What is a merchant discount rate (MDR)?
There are several pricing models in payments and MDR is used in the “tiered” pricing model. MDR is the base price, paid by a merchant to a bank, for accepting credit card payments from their customers. The MDR is typically between 1.2% and 2.9%.
The misleading part of MDR
Payment processors that use tiered pricing may quote you with an MDR of 1.5% which sounds great. That’s a good rate.
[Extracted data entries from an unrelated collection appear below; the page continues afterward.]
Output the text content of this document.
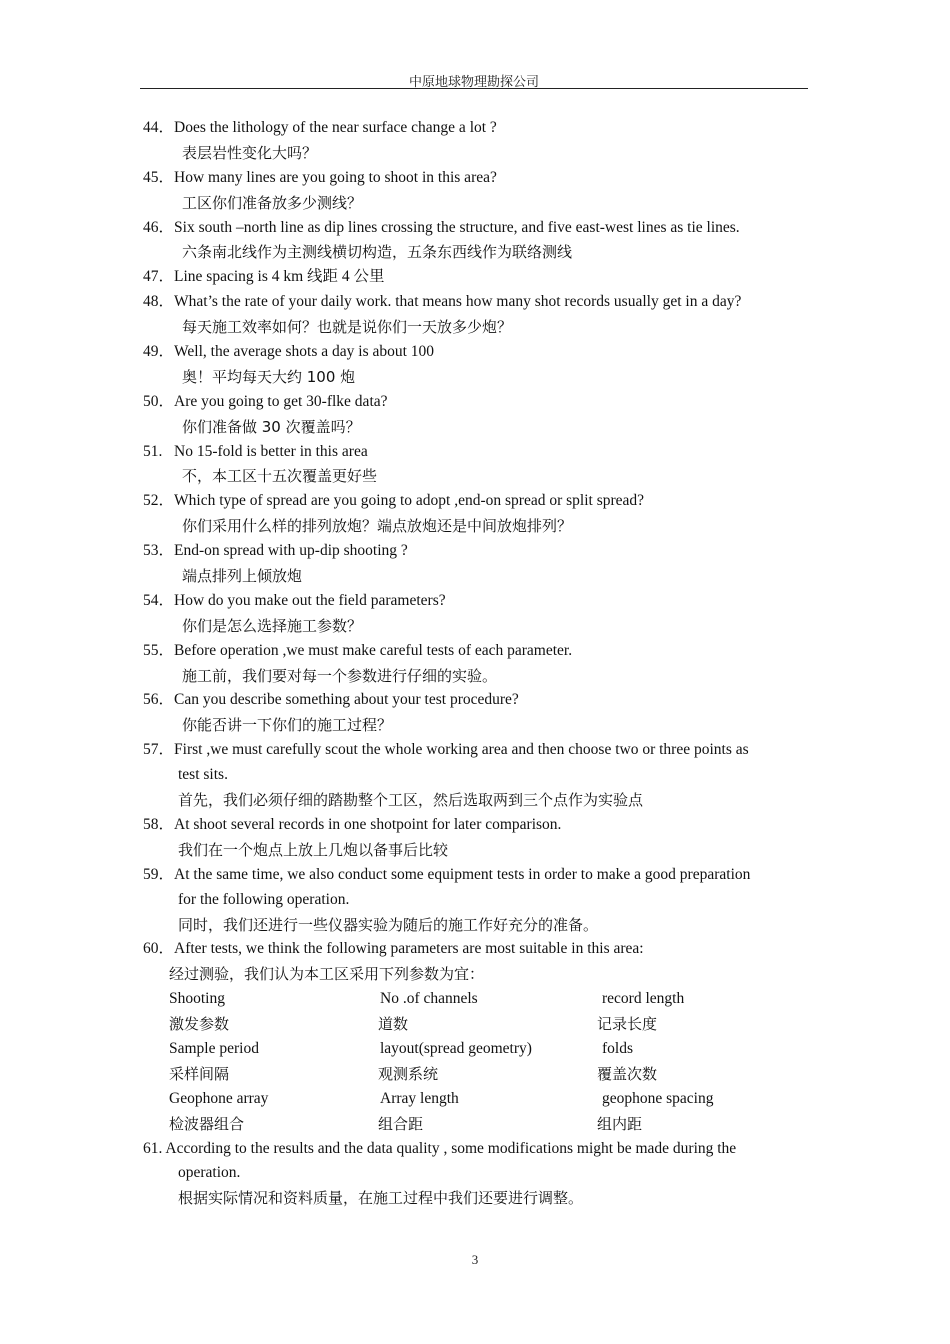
中原地球物理勘探公司
44．Does the lithology of the near surface change a lot ?
表层岩性变化大吗？
45．How many lines are you going to shoot in this area?
工区你们准备放多少测线？
46．Six south –north line as dip lines crossing the structure, and five east-west lines as tie lines.
六条南北线作为主测线横切构造，五条东西线作为联络测线
47．Line spacing is 4 km 线距 4 公里
48．What’s the rate of your daily work. that means how many shot records usually get in a day?
每天施工效率如何？也就是说你们一天放多少炮？
49．Well, the average shots a day is about 100
奥！平均每天大约 100 炮
50．Are you going to get 30-flke data?
你们准备做 30 次覆盖吗？
51.   No 15-fold is better in this area
不，本工区十五次覆盖更好些
52．Which type of spread are you going to adopt ,end-on spread or split spread?
你们采用什么样的排列放炮？端点放炮还是中间放炮排列？
53．End-on spread with up-dip shooting ?
端点排列上倾放炮
54．How do you make out the field parameters?
你们是怎么选择施工参数？
55．Before operation ,we must make careful tests of each parameter.
施工前，我们要对每一个参数进行仔细的实验。
56．Can you describe something about your test procedure?
你能否讲一下你们的施工过程？
57．First ,we must carefully scout the whole working area and then choose two or three points as
test sits.
首先，我们必须仔细的踏勘整个工区，然后选取两到三个点作为实验点
58．At shoot several records in one shotpoint for later comparison.
我们在一个炮点上放上几炮以备事后比较
59．At the same time, we also conduct some equipment tests in order to make a good preparation
for the following operation.
同时，我们还进行一些仪器实验为随后的施工作好充分的准备。
60．After tests, we think the following parameters are most suitable in this area:
经过测验，我们认为本工区采用下列参数为宜：
Shooting	No .of channels	record length
激发参数	道数	记录长度
Sample period	layout(spread geometry)	folds
采样间隔	观测系统	覆盖次数
Geophone array	Array length	geophone spacing
检波器组合	组合距	组内距
61. According to the results and the data quality , some modifications might be made during the
operation.
根据实际情况和资料质量，在施工过程中我们还要进行调整。
3
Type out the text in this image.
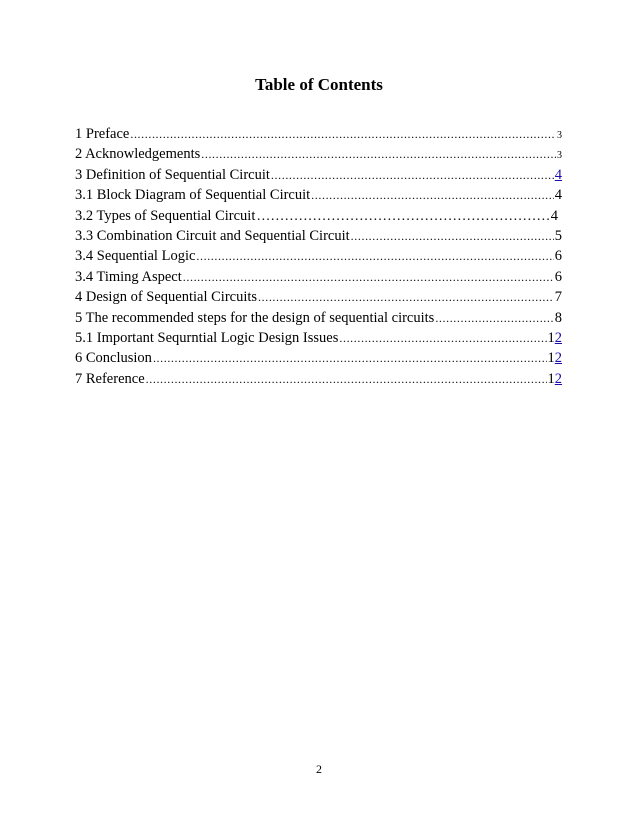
Table of Contents
1 Preface .....	3
2 Acknowledgements .....	3
3 Definition of Sequential Circuit .....	4
3.1 Block Diagram of Sequential Circuit .....	4
3.2 Types of Sequential Circuit ……………………………………………………………………………………………………………	4
3.3 Combination Circuit and Sequential Circuit .....	5
3.4 Sequential Logic .....	6
3.4 Timing Aspect .....	6
4 Design of Sequential Circuits .....	7
5 The recommended steps for the design of sequential circuits .....	8
5.1 Important Sequrntial Logic Design Issues .....	12
6 Conclusion .....	12
7 Reference .....	12
2
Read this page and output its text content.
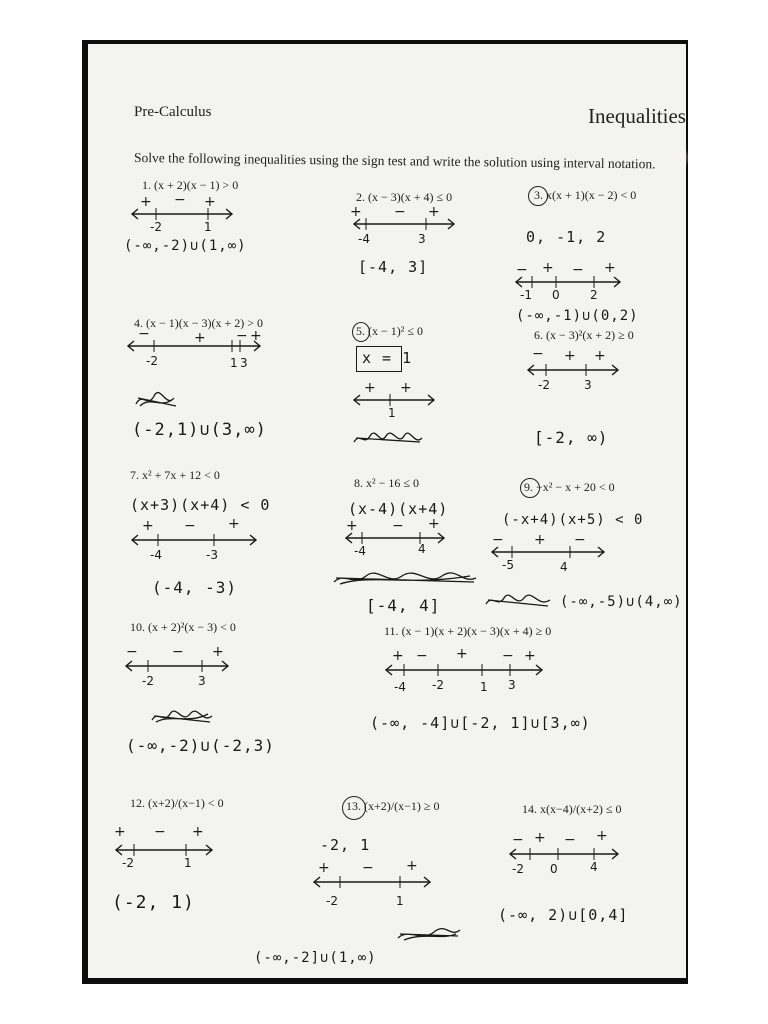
Pre-Calculus	Inequalities
Solve the following inequalities using the sign test and write the solution using interval notation.
1. (x + 2)(x − 1) > 0
+ − +
-2	1
(-∞,-2)∪(1,∞)
2. (x − 3)(x + 4) ≤ 0
+ − +
-4	3
[-4, 3]
3. x(x + 1)(x − 2) < 0
0, -1, 2
− + − +
-1 0	2
(-∞,-1)∪(0,2)
4. (x − 1)(x − 3)(x + 2) > 0
−	+ − +
-2	1 3
(-2,1)∪(3,∞)
5. (x − 1)² ≤ 0
x = 1
+ +
1
6. (x − 3)²(x + 2) ≥ 0
− + +
-2	3
[-2, ∞)
7. x² + 7x + 12 < 0
(x+3)(x+4) < 0
+ − +
-4	-3
(-4, -3)
8. x² − 16 ≤ 0
(x-4)(x+4)
+ − +
-4	4
[-4, 4]
9. −x² − x + 20 < 0
(-x+4)(x+5) < 0
− + −
-5	4
(-∞,-5)∪(4,∞)
10. (x + 2)²(x − 3) < 0
− − +
-2	3
(-∞,-2)∪(-2,3)
11. (x − 1)(x + 2)(x − 3)(x + 4) ≥ 0
+ − + − +
-4 -2	1 3
(-∞, -4]∪[-2, 1]∪[3,∞)
12. (x+2)/(x−1) < 0
+ − +
-2	1
(-2, 1)
13. (x+2)/(x−1) ≥ 0
-2, 1
+ − +
-2	1
(-∞,-2]∪(1,∞)
14. x(x−4)/(x+2) ≤ 0
− + − +
-2 0	4
(-∞, 2)∪[0,4]
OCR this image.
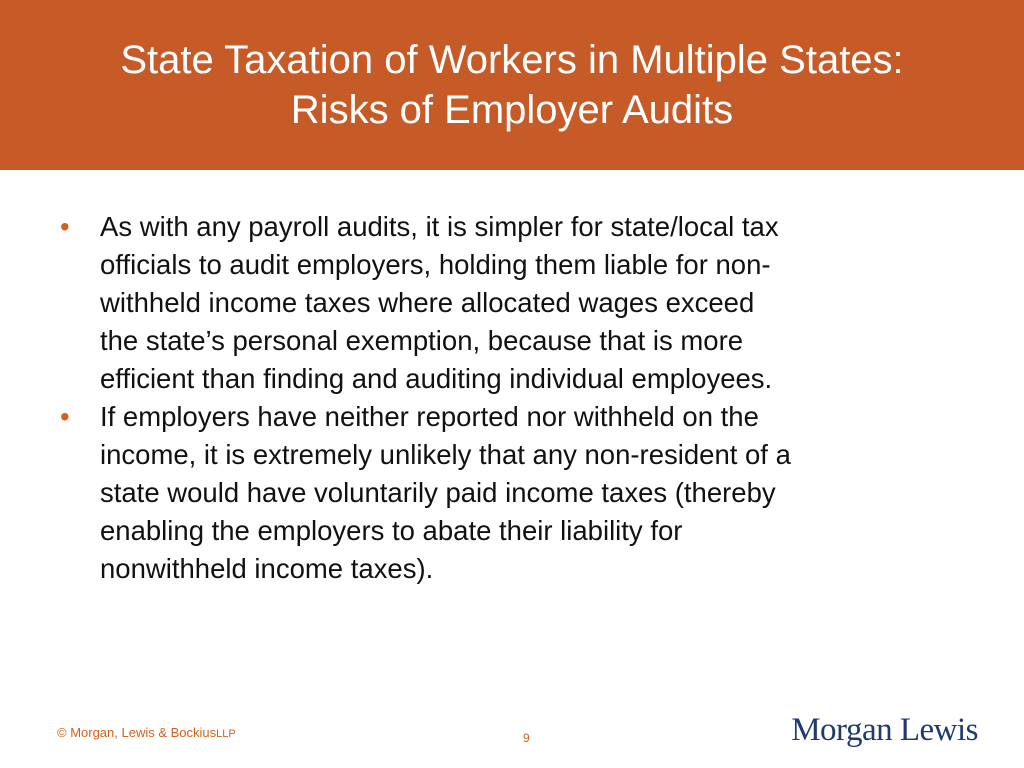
State Taxation of Workers in Multiple States:
Risks of Employer Audits
• As with any payroll audits, it is simpler for state/local tax
officials to audit employers, holding them liable for non-
withheld income taxes where allocated wages exceed
the state’s personal exemption, because that is more
efficient than finding and auditing individual employees.
• If employers have neither reported nor withheld on the
income, it is extremely unlikely that any non-resident of a
state would have voluntarily paid income taxes (thereby
enabling the employers to abate their liability for
nonwithheld income taxes).
© Morgan, Lewis & BockiusLLP	9	Morgan Lewis
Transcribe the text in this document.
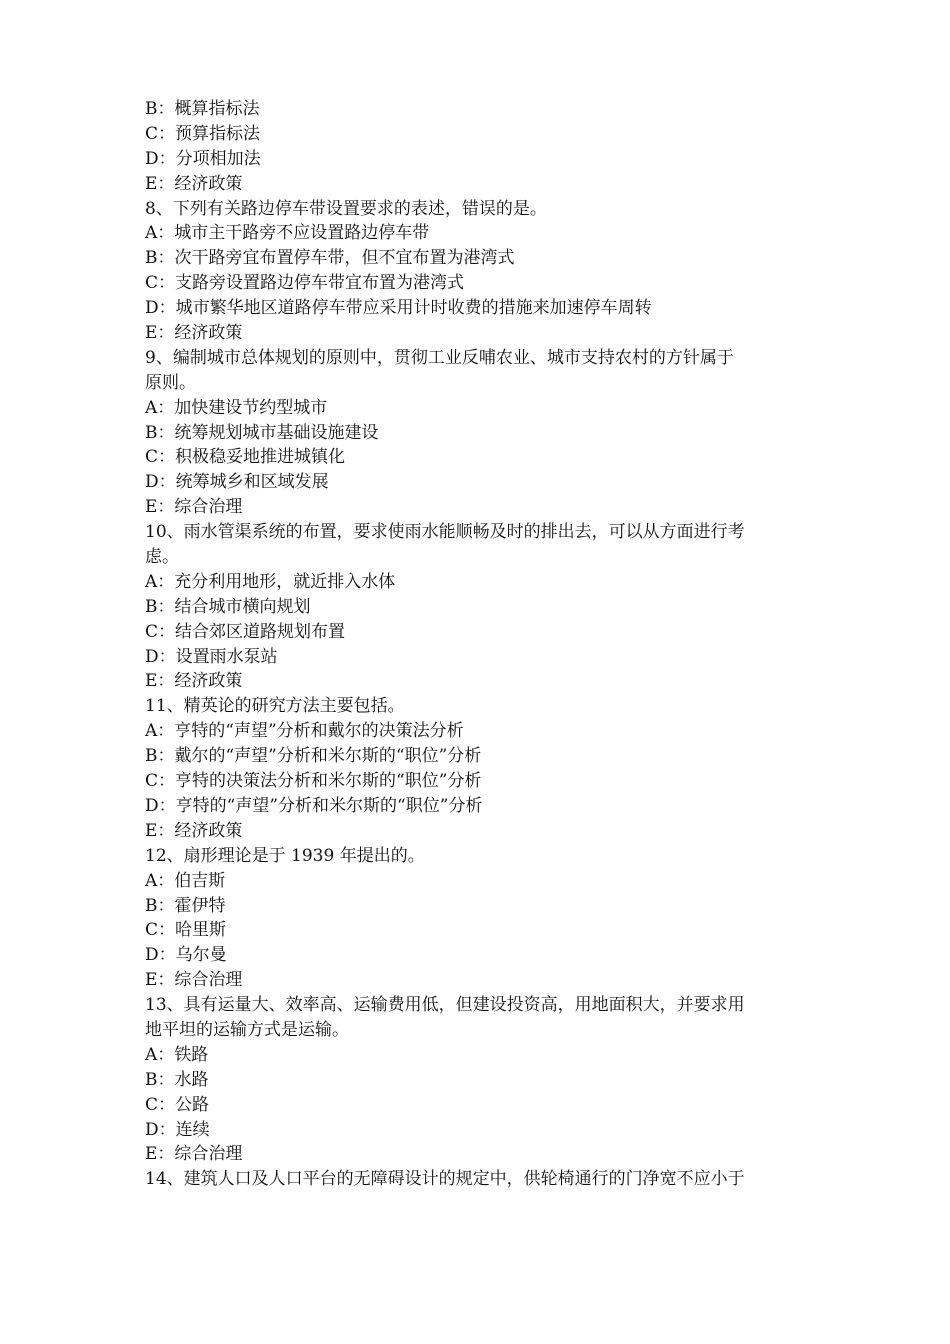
B：概算指标法
C：预算指标法
D：分项相加法
E：经济政策
8、下列有关路边停车带设置要求的表述，错误的是。
A：城市主干路旁不应设置路边停车带
B：次干路旁宜布置停车带，但不宜布置为港湾式
C：支路旁设置路边停车带宜布置为港湾式
D：城市繁华地区道路停车带应采用计时收费的措施来加速停车周转
E：经济政策
9、编制城市总体规划的原则中，贯彻工业反哺农业、城市支持农村的方针属于
原则。
A：加快建设节约型城市
B：统筹规划城市基础设施建设
C：积极稳妥地推进城镇化
D：统筹城乡和区域发展
E：综合治理
10、雨水管渠系统的布置，要求使雨水能顺畅及时的排出去，可以从方面进行考
虑。
A：充分利用地形，就近排入水体
B：结合城市横向规划
C：结合郊区道路规划布置
D：设置雨水泵站
E：经济政策
11、精英论的研究方法主要包括。
A：亨特的“声望”分析和戴尔的决策法分析
B：戴尔的“声望”分析和米尔斯的“职位”分析
C：亨特的决策法分析和米尔斯的“职位”分析
D：亨特的“声望”分析和米尔斯的“职位”分析
E：经济政策
12、扇形理论是于 1939 年提出的。
A：伯吉斯
B：霍伊特
C：哈里斯
D：乌尔曼
E：综合治理
13、具有运量大、效率高、运输费用低，但建设投资高，用地面积大，并要求用
地平坦的运输方式是运输。
A：铁路
B：水路
C：公路
D：连续
E：综合治理
14、建筑人口及人口平台的无障碍设计的规定中，供轮椅通行的门净宽不应小于
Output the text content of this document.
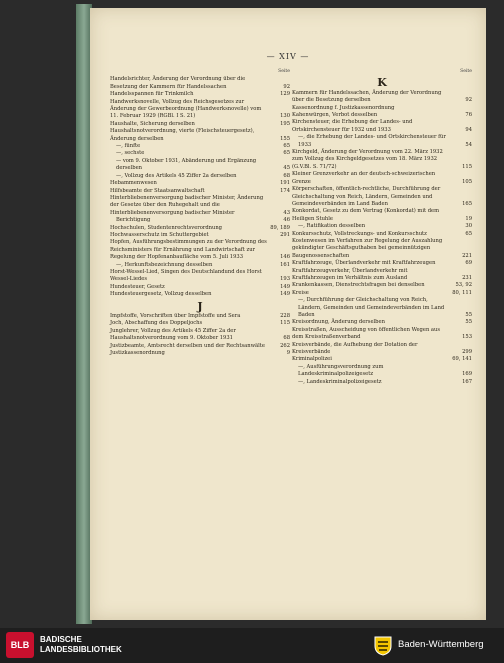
— XIV —
Seite
Handelsrichter, Änderung der Verordnung über die Besetzung der Kammern für Handelssachen	92
Handelsspannen für Trinkmilch	129
Handwerksnovelle, Vollzug des Reichsgesetzes zur Änderung der Gewerbeordnung (Handwerksnovelle) vom 11. Februar 1929 (RGBl. I S. 21)	130
Haushalte, Sicherung derselben	195
Haushaltsnotverordnung, vierte (Fleischsteuergesetz), Änderung derselben	155
—, fünfte	65
—, sechste	65
— vom 9. Oktober 1931, Abänderung und Ergänzung derselben	45
—, Vollzug des Artikels 45 Ziffer 2a derselben	68
Hebammenwesen	191
Hilfsbeamte der Staatsanwaltschaft	174
Hinterbliebenenversorgung badischer Minister, Änderung der Gesetze über den Ruhegehalt und die Hinterbliebenenversorgung badischer Minister	43
Berichtigung	46
Hochschulen, Studentenrechtsverordnung	89, 189
Hochwasserschutz im Schuttergebiet	291
Hopfen, Ausführungsbestimmungen zu der Verordnung des Reichsministers für Ernährung und Landwirtschaft zur Regelung der Hopfenanbaufläche vom 5. Juli 1933	146
—, Herkunftsbezeichnung desselben	161
Horst-Wessel-Lied, Singen des Deutschlandund des Horst Wessel-Liedes	193
Hundesteuer, Gesetz	149
Hundesteuergesetz, Vollzug desselben	149
J
Impfstoffe, Vorschriften über Impfstoffe und Sera	228
Joch, Abschaffung des Doppeljochs	115
Junglehrer, Vollzug des Artikels 45 Ziffer 2a der Haushaltsnotverordnung vom 9. Oktober 1931	68
Justizbeamte, Amtsrecht derselben und der Rechtsanwälte	262
Justizkassenordnung	9
Seite
K
Kammern für Handelssachen, Änderung der Verordnung über die Besetzung derselben	92
Kassenordnung f. Justizkassenordnung
Kahenwürgen, Verbot desselben	76
Kirchensteuer, die Erhebung der Landes- und Ortskirchensteuer für 1932 und 1933	94
—, die Erhebung der Landes- und Ortskirchensteuer für 1933	54
Kirchgeld, Änderung der Verordnung vom 22. März 1932 zum Vollzug des Kirchgeldgesetzes vom 18. März 1932 (G.V.Bl. S. 71/72)	115
Kleiner Grenzverkehr an der deutsch-schweizerischen Grenze	105
Körperschaften, öffentlich-rechtliche, Durchführung der Gleichschaltung von Reich, Ländern, Gemeinden und Gemeindeverbänden im Land Baden	165
Konkordat, Gesetz zu dem Vertrag (Konkordat) mit dem Heiligen Stuhle	19
—, Ratifikation desselben	30
Konkursschutz, Vollstreckungs- und Konkursschutz	65
Kostenwesen im Verfahren zur Regelung der Auszahlung gekündigter Geschäftsguthaben bei gemeinnützigen Baugenossenschaften	221
Kraftfahrzeuge, Überlandverkehr mit Kraftfahrzeugen	69
Kraftfahrzeugverkehr, Überlandverkehr mit Kraftfahrzeugen im Verhältnis zum Ausland	231
Krankenkassen, Dienstrechtsfragen bei denselben	53, 92
Kreise	80, 111
—, Durchführung der Gleichschaltung von Reich, Ländern, Gemeinden und Gemeindeverbänden im Land Baden	55
Kreisordnung, Änderung derselben	55
Kreisstraßen, Ausscheidung von öffentlichen Wegen aus dem Kreisstraßenverband	153
Kreisverbände, die Aufhebung der Dotation der Kreisverbände	299
Kriminalpolizei	69, 141
—, Ausführungsverordnung zum Landeskriminalpolizeigesetz	169
—, Landeskriminalpolizeigesetz	167
BLB
BADISCHE
LANDESBIBLIOTHEK	Baden-Württemberg
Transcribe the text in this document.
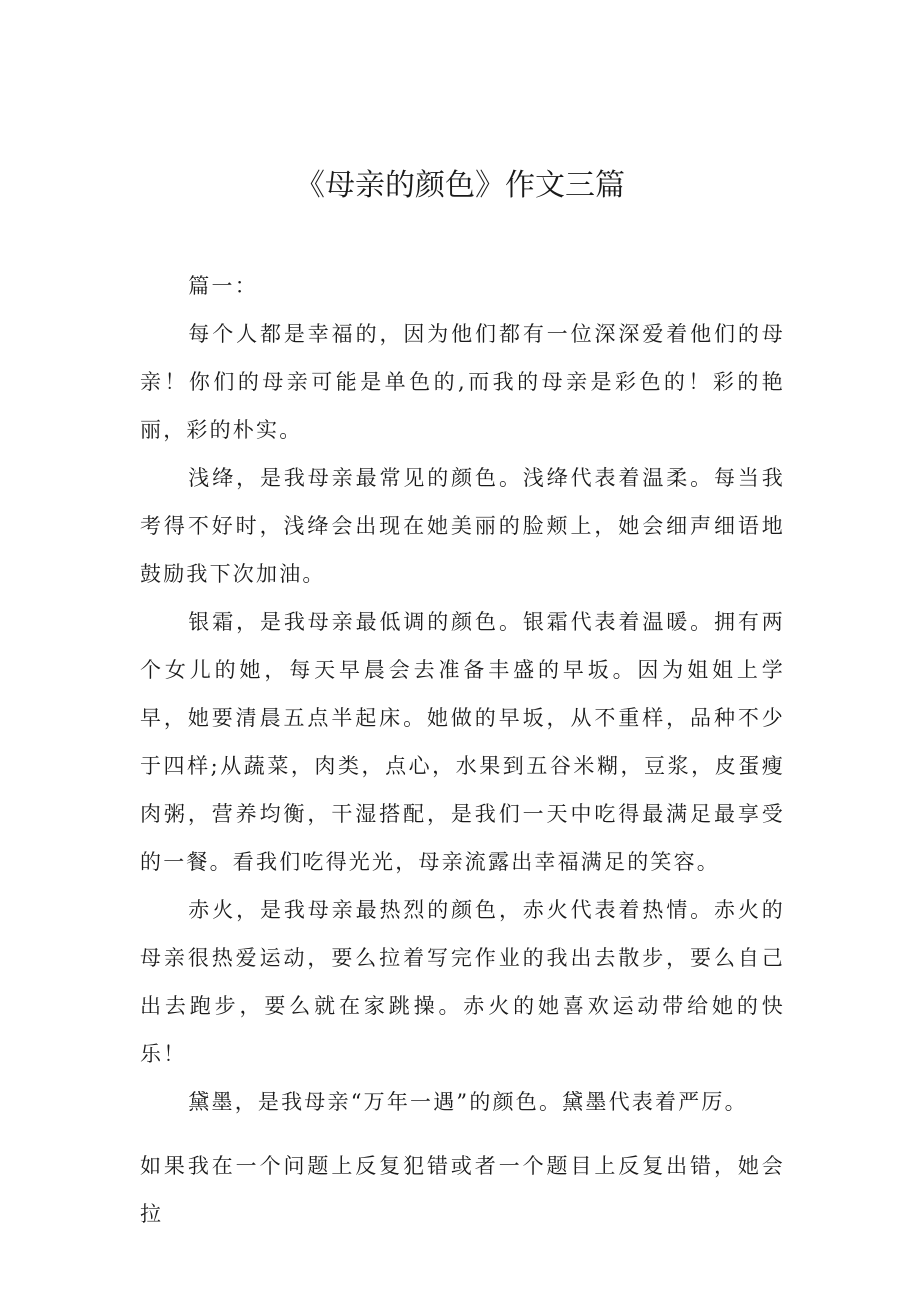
《母亲的颜色》作文三篇

篇一：

每个人都是幸福的，因为他们都有一位深深爱着他们的母亲！你们的母亲可能是单色的,而我的母亲是彩色的！彩的艳丽，彩的朴实。

浅绛，是我母亲最常见的颜色。浅绛代表着温柔。每当我考得不好时，浅绛会出现在她美丽的脸颊上，她会细声细语地鼓励我下次加油。

银霜，是我母亲最低调的颜色。银霜代表着温暖。拥有两个女儿的她，每天早晨会去准备丰盛的早坂。因为姐姐上学早，她要清晨五点半起床。她做的早坂，从不重样，品种不少于四样;从蔬菜，肉类，点心，水果到五谷米糊，豆浆，皮蛋瘦肉粥，营养均衡，干湿搭配，是我们一天中吃得最满足最享受的一餐。看我们吃得光光，母亲流露出幸福满足的笑容。

赤火，是我母亲最热烈的颜色，赤火代表着热情。赤火的母亲很热爱运动，要么拉着写完作业的我出去散步，要么自己出去跑步，要么就在家跳操。赤火的她喜欢运动带给她的快乐！

黛墨，是我母亲“万年一遇”的颜色。黛墨代表着严厉。

如果我在一个问题上反复犯错或者一个题目上反复出错，她会拉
Merchants will sign up thinking they got the great rate of 1.5%. The massive “BUT” is that there are only a few types of transactions where a merchant will even get close to the MDR. Those are generally card-present transactions (i.e. no online, no virtual terminal, etc), using chip-and-pin, with a customer that is using the most basic of credit card types (i.e. no rewards cards, no corporate cards, etc.). That’s in the fine print many merchants don’t read. You can call those “hidden fees”.
It’s almost certain that more than 50% of your transactions will not qualify. The transactions that don’t “qualify” have what’s called a non-qualified surcharge added. This may be an extra 1% or even 2%. What also makes this unfair is that each payment processor controls what transaction goes into what qualification rate, making it difficult to do a price comparison between providers. The solution is to move away from tiered or MDR pricing.
Clearly Payments has not once priced a customer with an MDR, nor has it ever given a non-qualified surcharge. We’re allergic to them. Most payments experts believe that if your company is using tiered pricing, you are almost certainly paying too much.